They say that you can tell what a company’s priorities are by where they spend their money, and in 2021 it was increasingly clear that for the major U.S.-based studios creating content for TV, their priorities — and their money — was in streaming far more than ever before.
According to a new study from research firm Ampere Analysis, four of the five major domestic content creators produced between 40 and 50% of their original TV programming specifically for subscription video-on-demand (SVOD) services; more often than not, ones that they owned.
For example, after having nearly no VoD content as recently as 2019, 48% of the programs made by Discovery were for streaming services, primarily discovery+. Similar to Discovery, other major studios Disney, WarnerMedia, and Comcast all landed on 40-50% of their originals being earmarked for streaming.
By contrast, Paramount lagged behind with only 33% of their TV content being created for VoD. As their linear network CBS has long-courted older demographics, it is not completely surprising that they trailed their competitors, even though their streamer formerly known as CBS All Access has been around since October 2014.
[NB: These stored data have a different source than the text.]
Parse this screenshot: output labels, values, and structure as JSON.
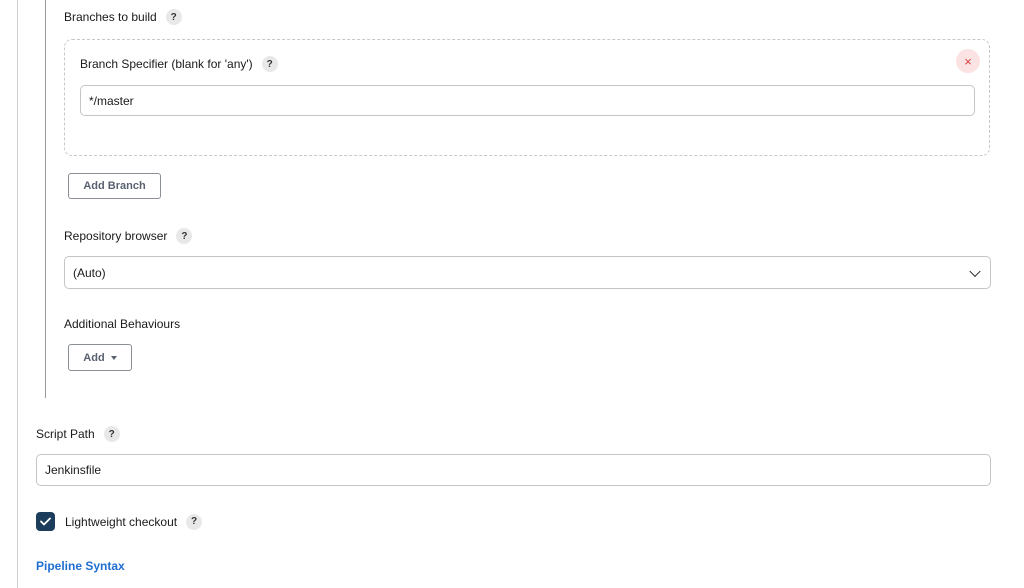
{
  "branches": {
    "section_label": "Branches to build",
    "specifier_label": "Branch Specifier (blank for 'any')",
    "specifier_value": "*/master",
    "remove_symbol": "×",
    "add_branch_label": "Add Branch"
  },
  "repository_browser": {
    "label": "Repository browser",
    "selected_value": "(Auto)"
  },
  "additional_behaviours": {
    "label": "Additional Behaviours",
    "add_label": "Add"
  },
  "script_path": {
    "label": "Script Path",
    "value": "Jenkinsfile"
  },
  "lightweight_checkout": {
    "label": "Lightweight checkout",
    "checked": true
  },
  "pipeline_syntax_link": "Pipeline Syntax",
  "help_symbol": "?",
  "colors": {
    "checkbox": "#1c3e5c",
    "link": "#1f6fd1",
    "remove_bg": "#fbe3e3",
    "remove_fg": "#d63c3c"
  }
}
However, based on their Paramount+-focused Investors' Day in February, it would be a bit of a surprise if we didn’t see their number of streaming originals increase substantially in the coming years.
And while the shift to content specifically geared towards VoD has clearly been a boon for streaming services, it has also had a significant impact on their corresponding linear networks as well. As of last month, the broadcast networks had combined to order just 34 pilots, which is believed to be a record low.
Some of these changes were undoubtedly prompted by the pandemic, both in terms of production being slow to pick back up following COVID-related shutdowns, but also for studios looking to capitalize on the increased subscribers that they picked up when people were quarantining in 2020 and 2021.
After customers sign up for a service, the battle for their streaming dollars is far from over. According to Samsung, 39% of people unsubscribe from a platform because there is not enough new or original content to make their subscription worthwhile.
So, platforms need to turn out a steady stream of compelling content for a multitude of different types of users in order to minimize their churn. As nearly all major studios and networks have begun pivoting to streaming, it is no surprise that their financial and creative attentions will go that way as well.
As linear viewership continues to decline to record lows, streaming ad and subscription revenue is becoming a bigger focus for networks. So, expect to continue to see more and more shows being made for streaming and fewer and fewer for traditional broadcast.